Originally Posted by

**OnMyWayToBeAMathProffesor** I am sorry for the late response.

so when i first differentiate $\displaystyle f(x)=x+sin^2x$ i get $\displaystyle f'(x)=1+2\sin\cos$ which is the same as $\displaystyle f'(x)=1+\sin\cos+\sin\cos$ then when i differentiate again i get $\displaystyle f''(x)=2cos^2(x)-2sin^2(x)$ which equals 1 $\displaystyle x=\frac{\pi}{6}$ and when $\displaystyle \frac{5\pi}{6}$. how do i justify that without saying i looked at my gragh?

b)there is no minimum in the given interval of $\displaystyle \frac{\pi}{6}\le x \le \frac{5\pi}{6}$ because when f'(x)=0 that point is a maximum on the original graph. correct?

no ... f'(x) = 0 is not the sole indicator that an extrema exists there. you need to perform the 1st or 2nd derivative test to confirm it. in this case, you have endpoint extrema.

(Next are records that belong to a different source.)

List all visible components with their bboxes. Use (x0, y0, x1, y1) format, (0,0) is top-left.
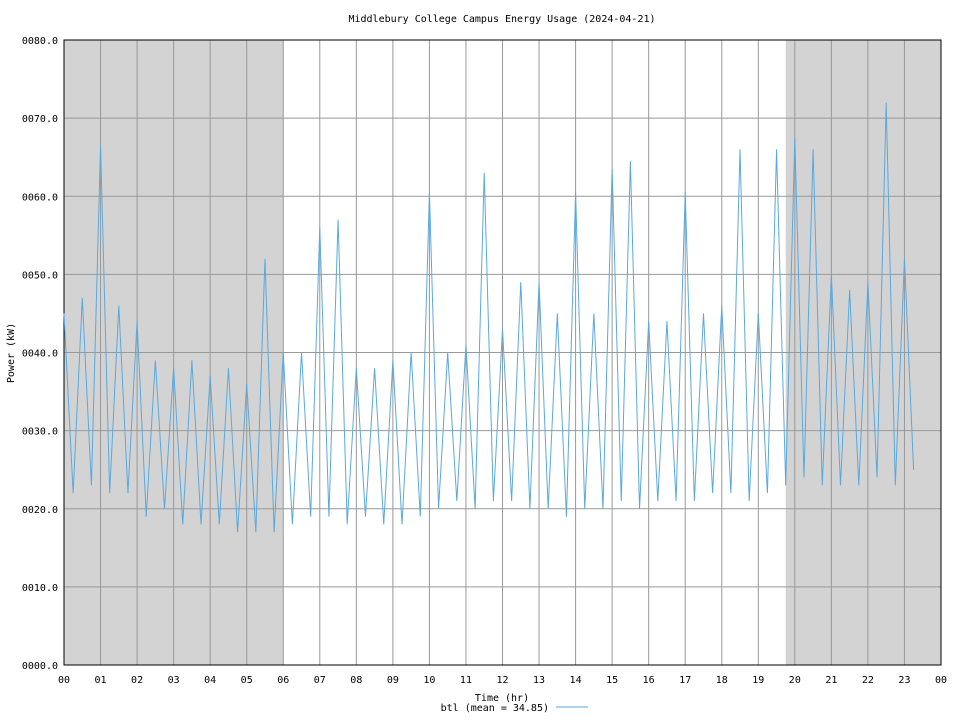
y-tick-label: 0040.0 (22, 349, 58, 360)
x-tick-label: 22 (862, 675, 874, 686)
data-line (63, 102, 915, 533)
x-tick-label: 06 (277, 675, 289, 686)
x-axis-label: Time (hr) (475, 693, 529, 704)
x-tick-label: 16 (643, 675, 655, 686)
x-tick-label: 00 (935, 675, 947, 686)
x-tick-label: 00 (58, 675, 70, 686)
plot-frame (63, 39, 942, 666)
x-tick-label: 10 (423, 675, 435, 686)
x-tick-label: 11 (460, 675, 472, 686)
y-tick-label: 0010.0 (22, 583, 58, 594)
x-tick-label: 05 (241, 675, 253, 686)
x-tick-label: 19 (752, 675, 764, 686)
x-tick-label: 23 (898, 675, 910, 686)
x-tick-label: 08 (350, 675, 362, 686)
y-axis-label: Power (kW) (6, 323, 17, 383)
x-tick-label: 12 (496, 675, 508, 686)
x-tick-label: 13 (533, 675, 545, 686)
x-tick-label: 17 (679, 675, 691, 686)
x-tick-label: 07 (314, 675, 326, 686)
x-tick-label: 04 (204, 675, 216, 686)
x-tick-label: 21 (825, 675, 837, 686)
y-tick-label: 0020.0 (22, 505, 58, 516)
y-tick-label: 0000.0 (22, 661, 58, 672)
y-tick-label: 0030.0 (22, 427, 58, 438)
x-tick-label: 03 (168, 675, 180, 686)
x-tick-label: 09 (387, 675, 399, 686)
x-tick-label: 15 (606, 675, 618, 686)
x-tick-label: 01 (95, 675, 107, 686)
y-tick-label: 0060.0 (22, 192, 58, 203)
x-tick-label: 20 (789, 675, 801, 686)
legend-label: btl (mean = 34.85) (441, 703, 549, 714)
x-tick-label: 14 (570, 675, 582, 686)
x-tick-label: 18 (716, 675, 728, 686)
x-tick-label: 02 (131, 675, 143, 686)
y-tick-label: 0050.0 (22, 270, 58, 281)
y-tick-label: 0080.0 (22, 36, 58, 47)
y-tick-label: 0070.0 (22, 114, 58, 125)
chart-title: Middlebury College Campus Energy Usage (… (348, 14, 655, 25)
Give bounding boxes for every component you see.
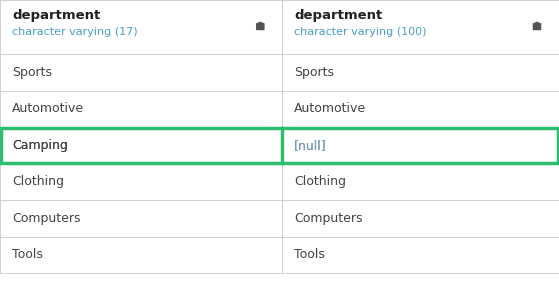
Text: Computers: Computers xyxy=(12,212,80,225)
Text: department: department xyxy=(294,9,382,22)
Text: [null]: [null] xyxy=(294,139,327,152)
FancyBboxPatch shape xyxy=(533,23,541,30)
Text: Sports: Sports xyxy=(12,66,52,79)
Text: Tools: Tools xyxy=(294,248,325,261)
Text: character varying (100): character varying (100) xyxy=(294,27,427,37)
Text: Tools: Tools xyxy=(12,248,43,261)
Text: Automotive: Automotive xyxy=(12,102,84,115)
Text: character varying (17): character varying (17) xyxy=(12,27,138,37)
Bar xyxy=(1,128,558,162)
Text: Camping: Camping xyxy=(12,139,68,152)
Text: Clothing: Clothing xyxy=(12,175,64,188)
Text: department: department xyxy=(12,9,100,22)
Bar xyxy=(1,127,558,163)
Text: Clothing: Clothing xyxy=(294,175,346,188)
Text: [null]: [null] xyxy=(294,139,327,152)
FancyBboxPatch shape xyxy=(256,23,264,30)
Text: Camping: Camping xyxy=(12,139,68,152)
Text: Automotive: Automotive xyxy=(294,102,366,115)
Text: Sports: Sports xyxy=(294,66,334,79)
Text: Computers: Computers xyxy=(294,212,363,225)
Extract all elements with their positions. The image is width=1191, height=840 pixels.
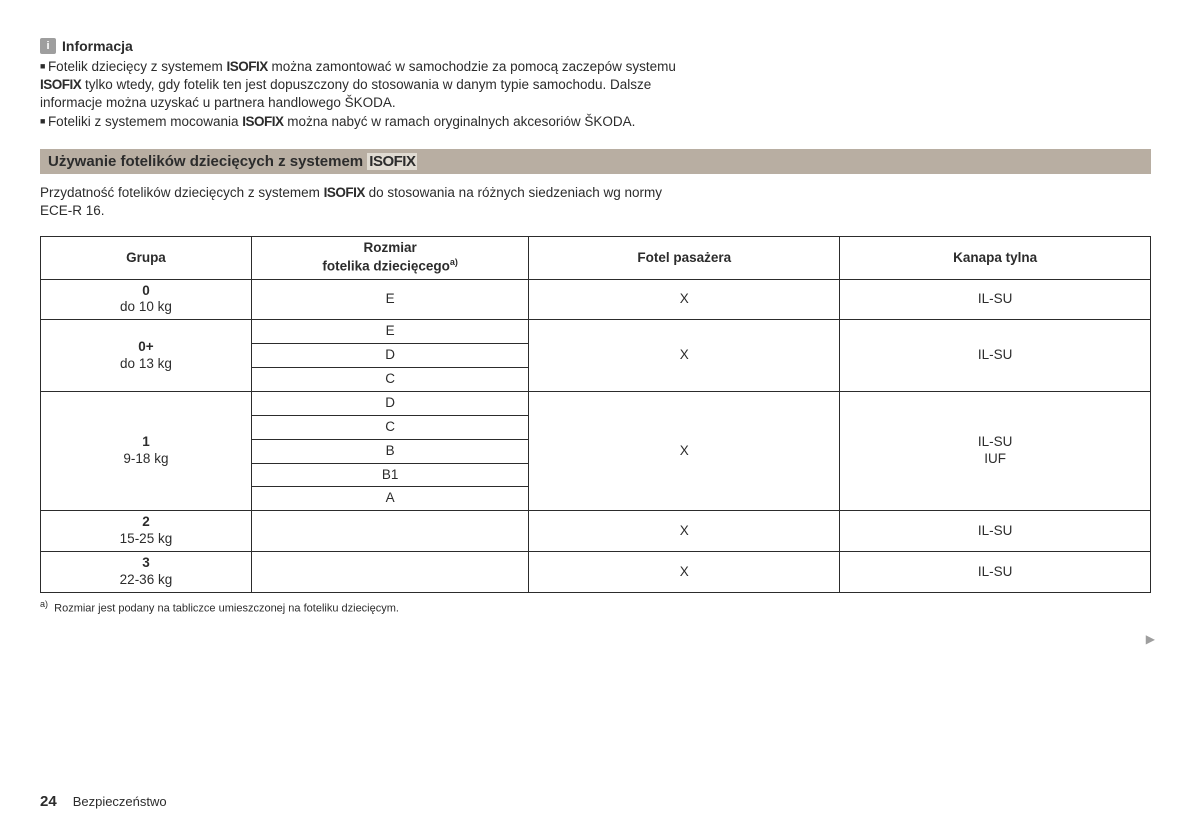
cell-grupa-3: 3 22-36 kg (41, 552, 252, 593)
isofix-label: ISOFIX (40, 77, 81, 92)
info-p1-pre: Fotelik dziecięcy z systemem (48, 59, 227, 74)
cell-kanapa: IL-SU (840, 511, 1151, 552)
cell-size-empty (251, 552, 529, 593)
footnote-text: Rozmiar jest podany na tabliczce umieszc… (54, 602, 399, 614)
cell-grupa-0p: 0+ do 13 kg (41, 320, 252, 392)
th-rozmiar: Rozmiar fotelika dziecięcegoa) (251, 237, 529, 279)
cell-size: D (251, 344, 529, 368)
g0p-bold: 0+ (138, 339, 153, 354)
th-kanapa: Kanapa tylna (840, 237, 1151, 279)
isofix-table: Grupa Rozmiar fotelika dziecięcegoa) Fot… (40, 236, 1151, 593)
cell-fotel: X (529, 320, 840, 392)
cell-fotel: X (529, 391, 840, 510)
cell-kanapa: IL-SU IUF (840, 391, 1151, 510)
cell-size: D (251, 391, 529, 415)
info-p2-pre: Foteliki z systemem mocowania (48, 114, 242, 129)
info-bullet-2: Foteliki z systemem mocowania ISOFIX moż… (40, 113, 680, 131)
g1-kanapa-l2: IUF (984, 451, 1006, 466)
g1-bold: 1 (142, 434, 150, 449)
th-fotel: Fotel pasażera (529, 237, 840, 279)
isofix-label: ISOFIX (226, 59, 267, 74)
cell-size: B1 (251, 463, 529, 487)
cell-size-empty (251, 511, 529, 552)
g2-bold: 2 (142, 514, 150, 529)
g0p-sub: do 13 kg (120, 356, 172, 371)
cell-size: C (251, 368, 529, 392)
footnote: a) Rozmiar jest podany na tabliczce umie… (40, 599, 1151, 615)
g1-sub: 9-18 kg (123, 451, 168, 466)
th-grupa: Grupa (41, 237, 252, 279)
table-row: 3 22-36 kg X IL-SU (41, 552, 1151, 593)
info-body: Fotelik dziecięcy z systemem ISOFIX możn… (40, 58, 680, 131)
cell-kanapa: IL-SU (840, 320, 1151, 392)
isofix-label: ISOFIX (242, 114, 283, 129)
continue-arrow-icon: ▶ (1146, 632, 1155, 646)
info-title: Informacja (62, 38, 133, 54)
cell-kanapa: IL-SU (840, 279, 1151, 320)
info-p2-post: można nabyć w ramach oryginalnych akceso… (284, 114, 636, 129)
table-row: 0 do 10 kg E X IL-SU (41, 279, 1151, 320)
cell-size: C (251, 415, 529, 439)
table-row: 0+ do 13 kg E X IL-SU (41, 320, 1151, 344)
cell-size: A (251, 487, 529, 511)
cell-grupa-2: 2 15-25 kg (41, 511, 252, 552)
footer-section: Bezpieczeństwo (73, 794, 167, 809)
th-rozmiar-l1: Rozmiar (364, 240, 417, 255)
section-heading-bar: Używanie fotelików dziecięcych z systeme… (40, 149, 1151, 174)
cell-size: E (251, 320, 529, 344)
cell-fotel: X (529, 552, 840, 593)
g3-sub: 22-36 kg (120, 572, 173, 587)
table-row: 1 9-18 kg D X IL-SU IUF (41, 391, 1151, 415)
page-footer: 24 Bezpieczeństwo (40, 793, 167, 810)
cell-grupa-1: 1 9-18 kg (41, 391, 252, 510)
th-rozmiar-sup: a) (450, 257, 458, 267)
footnote-marker: a) (40, 599, 48, 609)
isofix-label: ISOFIX (367, 153, 417, 170)
g0-sub: do 10 kg (120, 299, 172, 314)
cell-kanapa: IL-SU (840, 552, 1151, 593)
info-bullet-1: Fotelik dziecięcy z systemem ISOFIX możn… (40, 58, 680, 113)
page-number: 24 (40, 793, 57, 810)
intro-pre: Przydatność fotelików dziecięcych z syst… (40, 185, 324, 200)
g2-sub: 15-25 kg (120, 531, 173, 546)
info-p1-mid: można zamontować w samochodzie za pomocą… (268, 59, 676, 74)
info-heading: i Informacja (40, 38, 1151, 54)
section-title-pre: Używanie fotelików dziecięcych z systeme… (48, 153, 367, 170)
th-rozmiar-l2: fotelika dziecięcego (322, 259, 450, 274)
cell-size: E (251, 279, 529, 320)
section-intro: Przydatność fotelików dziecięcych z syst… (40, 184, 680, 220)
cell-size: B (251, 439, 529, 463)
table-row: 2 15-25 kg X IL-SU (41, 511, 1151, 552)
table-header-row: Grupa Rozmiar fotelika dziecięcegoa) Fot… (41, 237, 1151, 279)
g3-bold: 3 (142, 555, 150, 570)
g0-bold: 0 (142, 283, 150, 298)
isofix-label: ISOFIX (324, 185, 365, 200)
cell-fotel: X (529, 511, 840, 552)
cell-grupa-0: 0 do 10 kg (41, 279, 252, 320)
info-p1-post: tylko wtedy, gdy fotelik ten jest dopusz… (40, 77, 651, 110)
info-icon: i (40, 38, 56, 54)
g1-kanapa-l1: IL-SU (978, 434, 1013, 449)
cell-fotel: X (529, 279, 840, 320)
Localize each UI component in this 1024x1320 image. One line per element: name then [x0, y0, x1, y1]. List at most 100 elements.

many students get confused by this true statement ... **if f has an extreme value at x, then f'(x) = 0 or f'(x) is undefined.** they want to turn it around and believe that the converse is always true ... it's not.

c) infection points occur when $\displaystyle f''(x)=0$ so that is when $\displaystyle x=\frac{\pi}{4}$ and $\displaystyle x=\frac{3\pi}{4}$

are these correct?

yes, but you need to justify that claim. an inflection point occurs where f''(x) = 0 **and** f''(x) changes sign.